Eleanor Wish me había ocultado el secreto definitivo: una hija. El día que finalmente me presentó a Maddie, pensé que todo estaba bien en el mundo. Al menos en mi mundo. Vi la salvación en los ojos oscuros de mi hija, mis propios ojos. Lo que no vi ese día fueron las fisuras. Las grietas debajo de la superficie. Y eran profundas. El día más feliz de mi vida iba a conducir a algunos de los más desagradables. Días en los que no podía olvidar el secreto y lo que me había sido vedado durante tantos años. Si bien en un momento pensé que tenía todo lo que podía desear en mi vida, pronto aprendí que era un hombre demasiado débil para mantenerlo, para aceptar la traición oculta en ello a cambio de lo que me había sido dado.
Otros, mejores personas, podrían hacerlo. Pero yo no. Abandoné la casa de Eleanor y Maddie. Mi hogar en Las Vegas es un apartamento amueblado de una habitación al que sólo un aparcamiento separa de los hangares donde jugadores millonarios y multimillonarios aparcan sus jets privados y se dirigen a los casinos en rumorosas limusinas. Tengo un pie en Las Vegas y el otro permanece en Los Ángeles, un lugar que sé que nunca podré abandonar de manera permanente mientras esté vivo.

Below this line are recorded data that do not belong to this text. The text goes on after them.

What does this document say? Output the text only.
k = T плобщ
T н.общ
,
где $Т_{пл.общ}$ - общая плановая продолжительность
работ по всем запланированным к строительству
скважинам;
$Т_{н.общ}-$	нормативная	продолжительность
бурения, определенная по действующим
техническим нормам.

Después de decirme buenas noches, mi hija le pasó el teléfono a su madre, porque era una de esas raras noches en que ella estaba en casa. Nuestra relación era más tensa de lo que lo había sido nunca. Estábamos enfrentados por nuestra hija. Yo no quería que se educara con una madre que trabajaba en los casinos por las noches. No quería que cenara en Burger King. Y no quería que aprendiera la vida en una ciudad que llevaba sus pecados como estandarte.